【コラム】観音さま

投稿日:2018年4月1日 更新日:

No.149にて「本尊は十一面観音菩薩」と題して、陽岳寺に祀られている仏さまについてお話しいたしました。今回は「観音さま」と題して、くわしくお話しいたします。

観音さま。正式には、観世音菩薩または観自在菩薩と申します。

ホトケと言うと、すべて同じように見えてしまうかもしれませんが、名前が違うように、ひとつひとつお姿、意味や願いなどが違います。同じ人間・ホモサピエンス、サル目ヒト科ヒト族ヒト種のなかでも、アメリカ人・日本人のように人種が違うと認識します。

同様に、仏様にも分け方があり、役割によって分類します。如来・菩薩・明王・天の4つで、観音さまは菩薩です。

なお、ただ単に「ほとけさま」と言うときには、「如来」を指すこともあれば、「如来・菩薩・明王・天の4つすべて」を指すこともあるので、注意が必要です。

菩薩とは、サンスクリット語 bodhisattvaの音写である菩提薩埵(ぼさいさった)の短縮された俗語形です。

菩提とは、さとり(を成すこと)。薩埵とは、いるもの。合わせて、修行者のことです。

菩提薩埵の解釈には、時期によって違いがあるようです。大別して3つとします。

1つは、お釈迦さまがご存命であったとき(またはその前世にて)、さとりを求めて修行をなさっていた時代のことを菩薩とします。

2つ目が、いま日本で広く知られる仏さまのお姿につながります。すでに仏として完成はしているけれども、菩薩の姿となって私たち生きとし生けるものを救おうとする方々。その代表に、観音さまがいらっしゃいます。お地蔵さんも菩薩です。

 

観音さまの呼び名には、観世音菩薩・観自在菩薩があるとお話ししました。

呼び名の違いは、観音さまのお姿を説明しているように思います。

観世音。の中の人々の、救いを求める声()を聞くと救ってくださる、見守ってくださっている、察している仏さまです。

また、観自在。自由自在察する仏さまです。

観世音とは慈悲の象徴であり、観自在とは智慧の象徴と言えましょう。

仏教の両輪智慧と慈悲。智慧を持つ仏さまの一面を観自在として、慈悲のこころを持つ仏さまの一面を観世音としてとらえる。観音さまとは、大いなる仏教の智慧をもち、慈悲の心で私たちを観察していらっしゃる。見守ってくださっている仏さまです。陽岳寺のご本尊は十一面観音菩薩であり、観音さまが相手や状況に合わせて姿を変えたひとつです。

 

さて、3つ目は、仏としての菩薩から一歩進み、生き方としての菩薩になります。つまり、生きとし生けるものであれば誰でも菩薩になれる、と。
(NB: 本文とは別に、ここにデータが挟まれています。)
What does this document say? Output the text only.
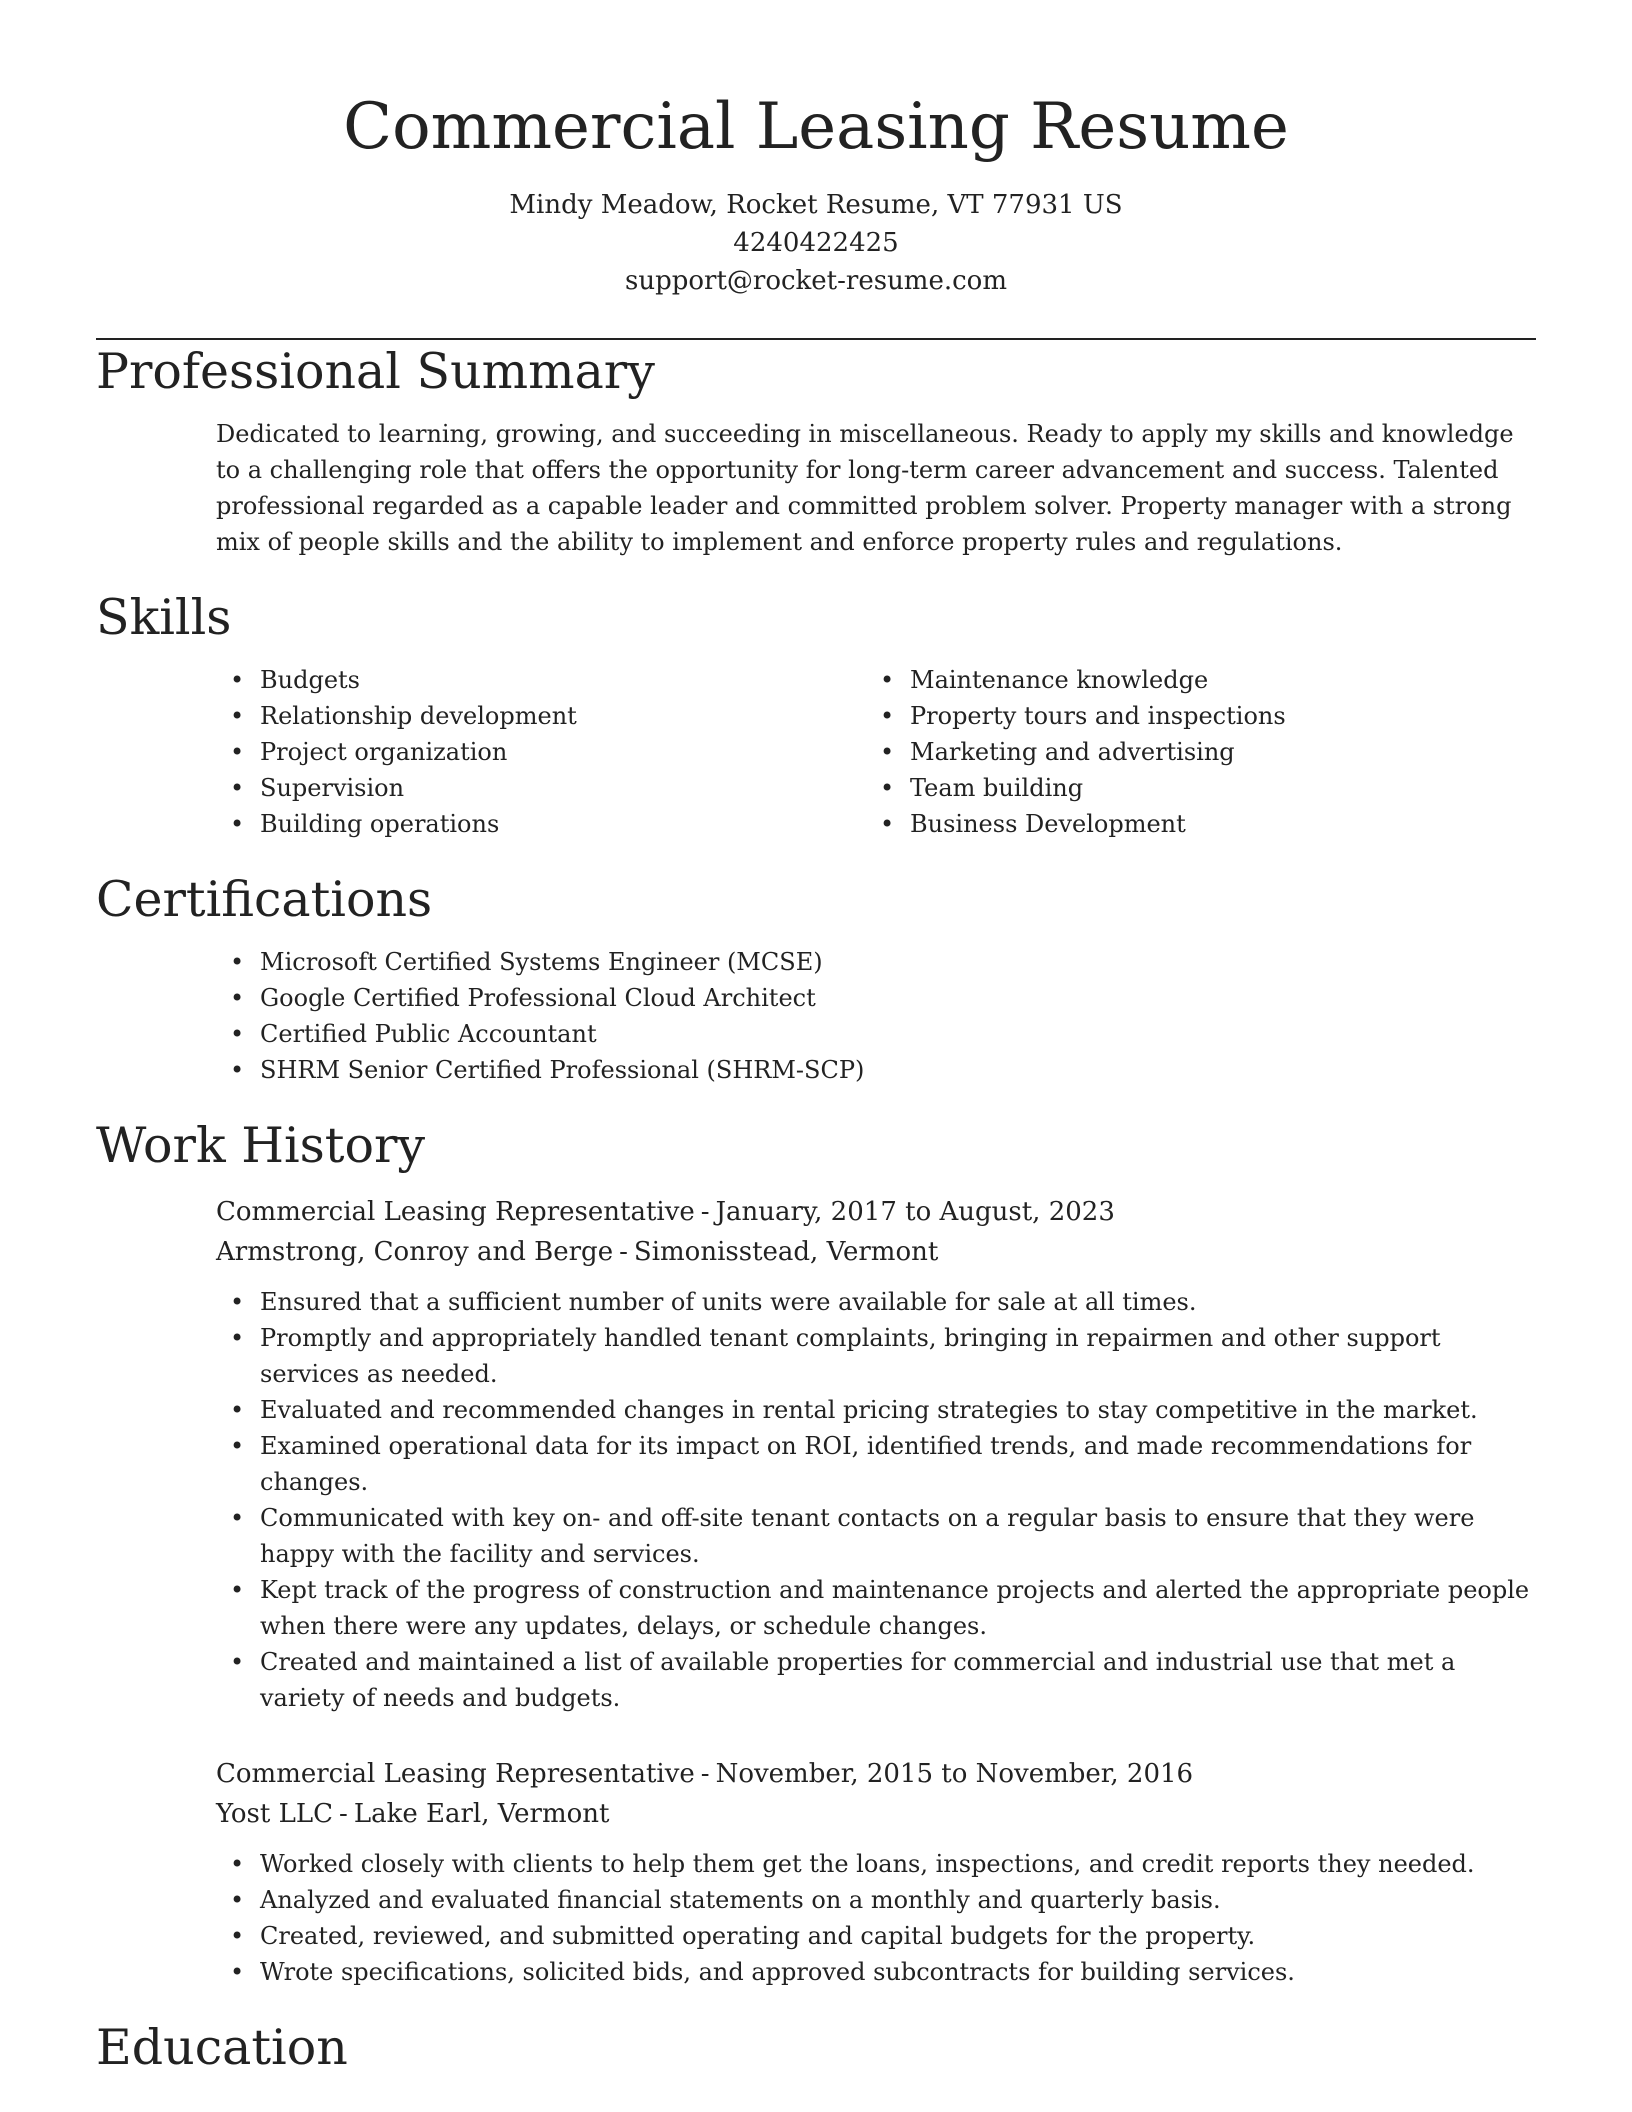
Commercial Leasing Resume
Mindy Meadow, Rocket Resume, VT 77931 US
4240422425
support@rocket-resume.com
Professional Summary
Dedicated to learning, growing, and succeeding in miscellaneous. Ready to apply my skills and knowledge to a challenging role that offers the opportunity for long-term career advancement and success. Talented professional regarded as a capable leader and committed problem solver. Property manager with a strong mix of people skills and the ability to implement and enforce property rules and regulations.
Skills
• Budgets
• Relationship development
• Project organization
• Supervision
• Building operations
• Maintenance knowledge
• Property tours and inspections
• Marketing and advertising
• Team building
• Business Development
Certifications
• Microsoft Certified Systems Engineer (MCSE)
• Google Certified Professional Cloud Architect
• Certified Public Accountant
• SHRM Senior Certified Professional (SHRM-SCP)
Work History
Commercial Leasing Representative - January, 2017 to August, 2023
Armstrong, Conroy and Berge - Simonisstead, Vermont
• Ensured that a sufficient number of units were available for sale at all times.
• Promptly and appropriately handled tenant complaints, bringing in repairmen and other support services as needed.
• Evaluated and recommended changes in rental pricing strategies to stay competitive in the market.
• Examined operational data for its impact on ROI, identified trends, and made recommendations for changes.
• Communicated with key on- and off-site tenant contacts on a regular basis to ensure that they were happy with the facility and services.
• Kept track of the progress of construction and maintenance projects and alerted the appropriate people when there were any updates, delays, or schedule changes.
• Created and maintained a list of available properties for commercial and industrial use that met a variety of needs and budgets.
Commercial Leasing Representative - November, 2015 to November, 2016
Yost LLC - Lake Earl, Vermont
• Worked closely with clients to help them get the loans, inspections, and credit reports they needed.
• Analyzed and evaluated financial statements on a monthly and quarterly basis.
• Created, reviewed, and submitted operating and capital budgets for the property.
• Wrote specifications, solicited bids, and approved subcontracts for building services.
Education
私たちが誰かを支えたいと思う気持ちで生きていれば、菩薩であるということです。

臨済宗は「衆生本来ほとけなり」と申します。いたらない私だからこそ、同じように苦しみ悩む隣人の助けとなることができる。その姿を菩薩として見出します。

日本の仏教は、大乗仏教に属しています。大きい乗り物で大乗。本来、大きいも小さいもないのですが、みんなで救われる方法を見つけようということです。

大きい乗り物なので全員が乗り込みます。

全員が乗り込みますので、誰かがのけ者になることがないように良い方法を考えることが、とても大切です。みなが幸せに暮らしていけるように努力することが菩薩の行いです。
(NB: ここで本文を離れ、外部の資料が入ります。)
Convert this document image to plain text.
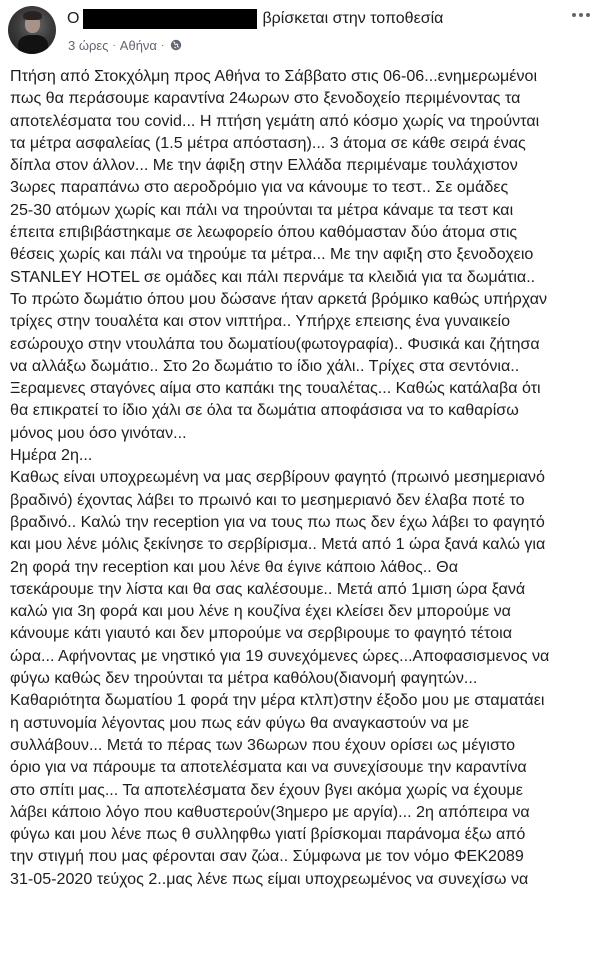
Ο	βρίσκεται στην τοποθεσία
3 ώρες · Αθήνα ·
Πτήση από Στοκχόλμη προς Αθήνα το Σάββατο στις 06-06...ενημερωμένοι
πως θα περάσουμε καραντίνα 24ωρων στο ξενοδοχείο περιμένοντας τα
αποτελέσματα του covid... Η πτήση γεμάτη από κόσμο χωρίς να τηρούνται
τα μέτρα ασφαλείας (1.5 μέτρα απόσταση)... 3 άτομα σε κάθε σειρά ένας
δίπλα στον άλλον... Με την άφιξη στην Ελλάδα περιμέναμε τουλάχιστον
3ωρες παραπάνω στο αεροδρόμιο για να κάνουμε το τεστ.. Σε ομάδες
25-30 ατόμων χωρίς και πάλι να τηρούνται τα μέτρα κάναμε τα τεστ και
έπειτα επιβιβάστηκαμε σε λεωφορείο όπου καθόμασταν δύο άτομα στις
θέσεις χωρίς και πάλι να τηρούμε τα μέτρα... Με την αφιξη στο ξενοδοχειο
STANLEY HOTEL σε ομάδες και πάλι περνάμε τα κλειδιά για τα δωμάτια..
Το πρώτο δωμάτιο όπου μου δώσανε ήταν αρκετά βρόμικο καθώς υπήρχαν
τρίχες στην τουαλέτα και στον νιπτήρα.. Υπήρχε επεισης ένα γυναικείο
εσώρουχο στην ντουλάπα του δωματίου(φωτογραφία).. Φυσικά και ζήτησα
να αλλάξω δωμάτιο.. Στο 2ο δωμάτιο το ίδιο χάλι.. Τρίχες στα σεντόνια..
Ξεραμενες σταγόνες αίμα στο καπάκι της τουαλέτας... Καθώς κατάλαβα ότι
θα επικρατεί το ίδιο χάλι σε όλα τα δωμάτια αποφάσισα να το καθαρίσω
μόνος μου όσο γινόταν...
Ημέρα 2η...
Καθως είναι υποχρεωμένη να μας σερβίρουν φαγητό (πρωινό μεσημεριανό
βραδινό) έχοντας λάβει το πρωινό και το μεσημεριανό δεν έλαβα ποτέ το
βραδινό.. Καλώ την reception για να τους πω πως δεν έχω λάβει το φαγητό
και μου λένε μόλις ξεκίνησε το σερβίρισμα.. Μετά από 1 ώρα ξανά καλώ για
2η φορά την reception και μου λένε θα έγινε κάποιο λάθος.. Θα
τσεκάρουμε την λίστα και θα σας καλέσουμε.. Μετά από 1μιση ώρα ξανά
καλώ για 3η φορά και μου λένε η κουζίνα έχει κλείσει δεν μπορούμε να
κάνουμε κάτι γιαυτό και δεν μπορούμε να σερβιρουμε το φαγητό τέτοια
ώρα... Αφήνοντας με νηστικό για 19 συνεχόμενες ώρες...Αποφασισμενος να
φύγω καθώς δεν τηρούνται τα μέτρα καθόλου(διανομή φαγητών...
Καθαριότητα δωματίου 1 φορά την μέρα κτλπ)στην έξοδο μου με σταματάει
η αστυνομία λέγοντας μου πως εάν φύγω θα αναγκαστούν να με
συλλάβουν... Μετά το πέρας των 36ωρων που έχουν ορίσει ως μέγιστο
όριο για να πάρουμε τα αποτελέσματα και να συνεχίσουμε την καραντίνα
στο σπίτι μας... Τα αποτελέσματα δεν έχουν βγει ακόμα χωρίς να έχουμε
λάβει κάποιο λόγο που καθυστερούν(3ημερο με αργία)... 2η απόπειρα να
φύγω και μου λένε πως θ συλληφθω γιατί βρίσκομαι παράνομα έξω από
την στιγμή που μας φέρονται σαν ζώα.. Σύμφωνα με τον νόμο ΦΕΚ2089
31-05-2020 τεύχος 2..μας λένε πως είμαι υποχρεωμένος να συνεχίσω να
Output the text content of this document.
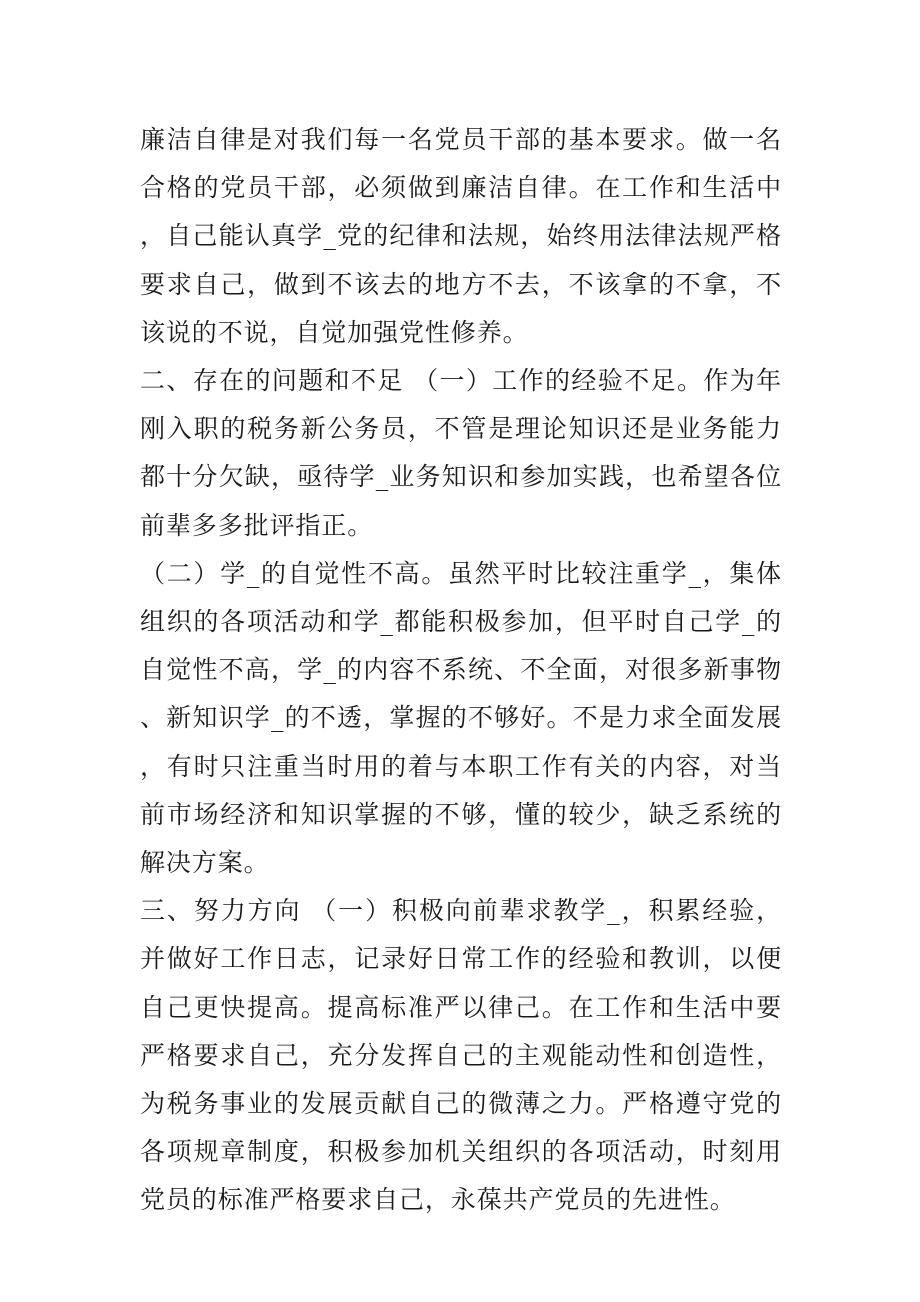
廉洁自律是对我们每一名党员干部的基本要求。做一名合格的党员干部，必须做到廉洁自律。在工作和生活中，自己能认真学_党的纪律和法规，始终用法律法规严格要求自己，做到不该去的地方不去，不该拿的不拿，不该说的不说，自觉加强党性修养。

二、存在的问题和不足 （一）工作的经验不足。作为年刚入职的税务新公务员，不管是理论知识还是业务能力都十分欠缺，亟待学_业务知识和参加实践，也希望各位前辈多多批评指正。

（二）学_的自觉性不高。虽然平时比较注重学_，集体组织的各项活动和学_都能积极参加，但平时自己学_的自觉性不高，学_的内容不系统、不全面，对很多新事物、新知识学_的不透，掌握的不够好。不是力求全面发展，有时只注重当时用的着与本职工作有关的内容，对当前市场经济和知识掌握的不够，懂的较少，缺乏系统的解决方案。

三、努力方向 （一）积极向前辈求教学_，积累经验，并做好工作日志，记录好日常工作的经验和教训，以便自己更快提高。提高标准严以律己。在工作和生活中要严格要求自己，充分发挥自己的主观能动性和创造性，为税务事业的发展贡献自己的微薄之力。严格遵守党的各项规章制度，积极参加机关组织的各项活动，时刻用党员的标准严格要求自己，永葆共产党员的先进性。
その大きな乗り物を「地球」と考えてみれば、同じ地球に住む人類は、気持ちをひとつにすることが求められます。誰かのために何か良いことをする。生き方としての菩薩でありましょう。

「衆生本来ほとけなり」が臨済宗です。だれもが菩薩になれる、との示しであり、人はみな観音のように智慧と慈悲を生かすことができるという宣言です。